Faire vibrer la matière à l’échelle nanométrique par un champ magnétique, c’est possible !
Des chercheurs ont montré qu’il est possible de piloter le transfert d’énergie magnétique de la lumière vers la matière grâce aux plasmons localisés, ces ondes de lumière à la surface d’un métal, qui permettent un contrôle fin des interactions lumière-matière et ouvre de nouvelles perspectives pour l’optique nanométrique.
Références
Benoît Reynier, Eric Charron, Obren Markovic, Bruno Gallas, Alban Ferrier, Sébastien Bidault and Mathieu Mivelle, Nearfield control over magnetic light-matter interactions, Light: Science & Applications (2025) 14:127 – Publié le 19 mars 2025
Doi : 10.1038/s41377-025-01807-z
Longtemps abordées sous l’angle de leurs seules composantes électriques, les interactions entre la lumière et la matière recèlent pourtant un autre levier essentiel, le champ magnétique, dû à la nature duale de la lumière, composée d’un champ électrique et d’un champ magnétique. Qu’il s’agisse de chiralité, de processus non linéaires ou de certaines réactions photochimiques, la partie magnétique du champ exerce une influence déterminante dans de nombreux phénomènes optiques complexes.

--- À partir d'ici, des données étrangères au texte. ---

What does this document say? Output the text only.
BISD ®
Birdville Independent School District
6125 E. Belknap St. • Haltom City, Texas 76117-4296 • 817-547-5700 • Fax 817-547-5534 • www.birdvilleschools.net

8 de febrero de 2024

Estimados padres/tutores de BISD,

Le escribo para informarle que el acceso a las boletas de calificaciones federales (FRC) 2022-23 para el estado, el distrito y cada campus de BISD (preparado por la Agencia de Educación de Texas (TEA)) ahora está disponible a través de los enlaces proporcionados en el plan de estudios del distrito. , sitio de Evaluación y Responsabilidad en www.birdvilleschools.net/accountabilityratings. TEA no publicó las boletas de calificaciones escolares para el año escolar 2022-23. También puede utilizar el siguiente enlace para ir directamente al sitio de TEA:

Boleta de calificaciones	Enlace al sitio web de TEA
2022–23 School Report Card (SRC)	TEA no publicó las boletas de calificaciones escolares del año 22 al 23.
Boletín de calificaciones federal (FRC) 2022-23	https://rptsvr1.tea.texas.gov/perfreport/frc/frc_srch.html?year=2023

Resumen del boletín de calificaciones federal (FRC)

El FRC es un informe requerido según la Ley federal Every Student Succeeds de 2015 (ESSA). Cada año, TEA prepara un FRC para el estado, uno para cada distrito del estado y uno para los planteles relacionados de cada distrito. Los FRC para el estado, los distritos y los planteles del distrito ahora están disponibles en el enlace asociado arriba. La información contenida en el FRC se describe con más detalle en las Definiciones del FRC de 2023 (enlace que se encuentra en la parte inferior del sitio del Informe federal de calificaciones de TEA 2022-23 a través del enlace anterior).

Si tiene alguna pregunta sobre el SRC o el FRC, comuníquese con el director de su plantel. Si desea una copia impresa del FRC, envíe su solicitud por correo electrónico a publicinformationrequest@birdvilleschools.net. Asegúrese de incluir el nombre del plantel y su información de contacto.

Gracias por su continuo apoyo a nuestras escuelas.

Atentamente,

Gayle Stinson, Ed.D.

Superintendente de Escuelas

Dans un travail récent, une collaboration réunissant trois laboratoires français (voir ci-dessous) a mis en évidence la possibilité de contrôler, à l’échelle nanométrique, les interactions lumière-matière par le biais du champ magnétique. Alors que les approches conventionnelles se concentrent essentiellement sur le pilotage du champ électrique, les résultats de ce travail soulignent l’importance fondamentale du champ magnétique dans des processus optiques tels que les transitions dipolaires magnétiques et la luminescence. Grâce à une nano-antenne plasmonique (permettant le confinement de la lumière à des échelles nanométriques) spécifiquement conçue pour manipuler le champ magnétique, les chercheurs ont montré qu’il est possible de transférer de l’énergie optique issue de ce champ vers une nanoparticule dopée aux ions lanthanides (la famille des terres rares), en exploitant le confinement spatial assuré par l’antenne en champ proche.
Ces recherches ont été menées dans les laboratoires CNRS suivants :
- Institut des NanoSciences de Paris (INSP, CNRS / Sorbonne Université)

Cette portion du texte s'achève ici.